7. The method according to claim 1, characterized in that, The first smart badge is used to perform the following operations: Receive the raw voice data of the medical staff currently speaking in the multidisciplinary consultation scenario; The original speech data is subjected to noise removal and non-speech segment removal to extract the complete instruction speech segment, and the instruction speech segment is identified as the instruction speech data. The voiceprint similarity of the instruction voice segment is matched according to the pre-stored authorized medical staff voiceprint database to determine the identity of the medical staff currently speaking and the first operation permission certificate. The authorized medical staff voiceprint database contains multiple authorized medical staff identity and operation permission certificates. The voice data of the currently speaking medical staff member and the first operation permission certificate are sent to the server.

8. The method according to claim 7, characterized in that, After the diagnostic audio-visual segment is pushed to the conference display terminal for playback, the first smart badge is also used to perform the following operations, including: The playback completion notification is displayed on the name tag screen, and the playback completion notification is played through the name tag speaker; and... The playback information for this playback operation is stored, including the identity of the medical staff currently speaking, the playback time, the playback content, and the playback result.
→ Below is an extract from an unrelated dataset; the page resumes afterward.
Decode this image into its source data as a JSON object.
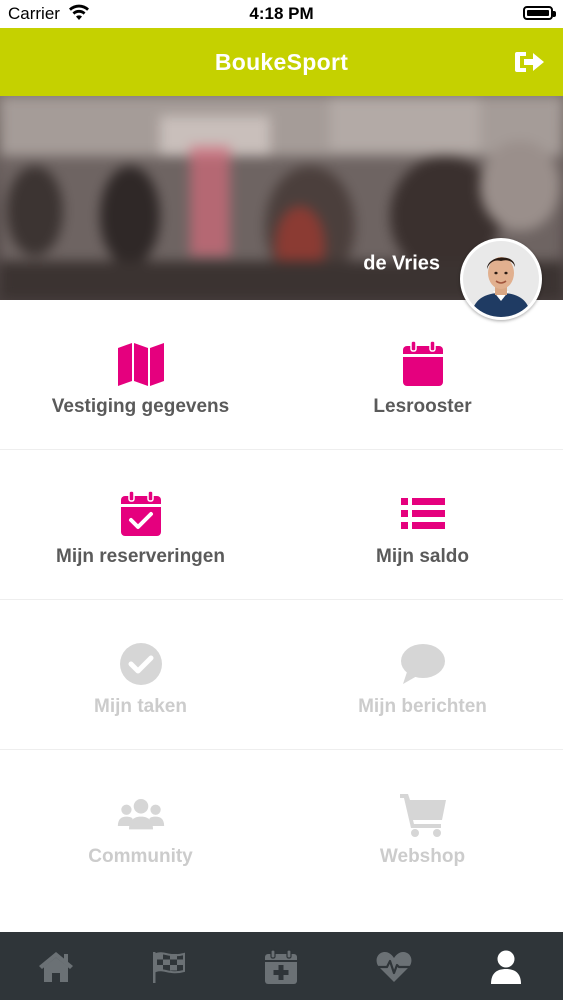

9. An intelligent name tag system, characterized in that, The smart badge system includes smart badges worn by participating medical staff, a conference display terminal, and a server. The server is communicatively connected to the conference display terminal and the smart badges, respectively. The server is used to perform the steps in the method as described in any one of claims 1-8.

10. A computer-readable storage medium having a computer program / instructions stored thereon, characterized in that, The computer program / instructions are executed by the processor to implement the steps of the method according to any one of claims 1-8.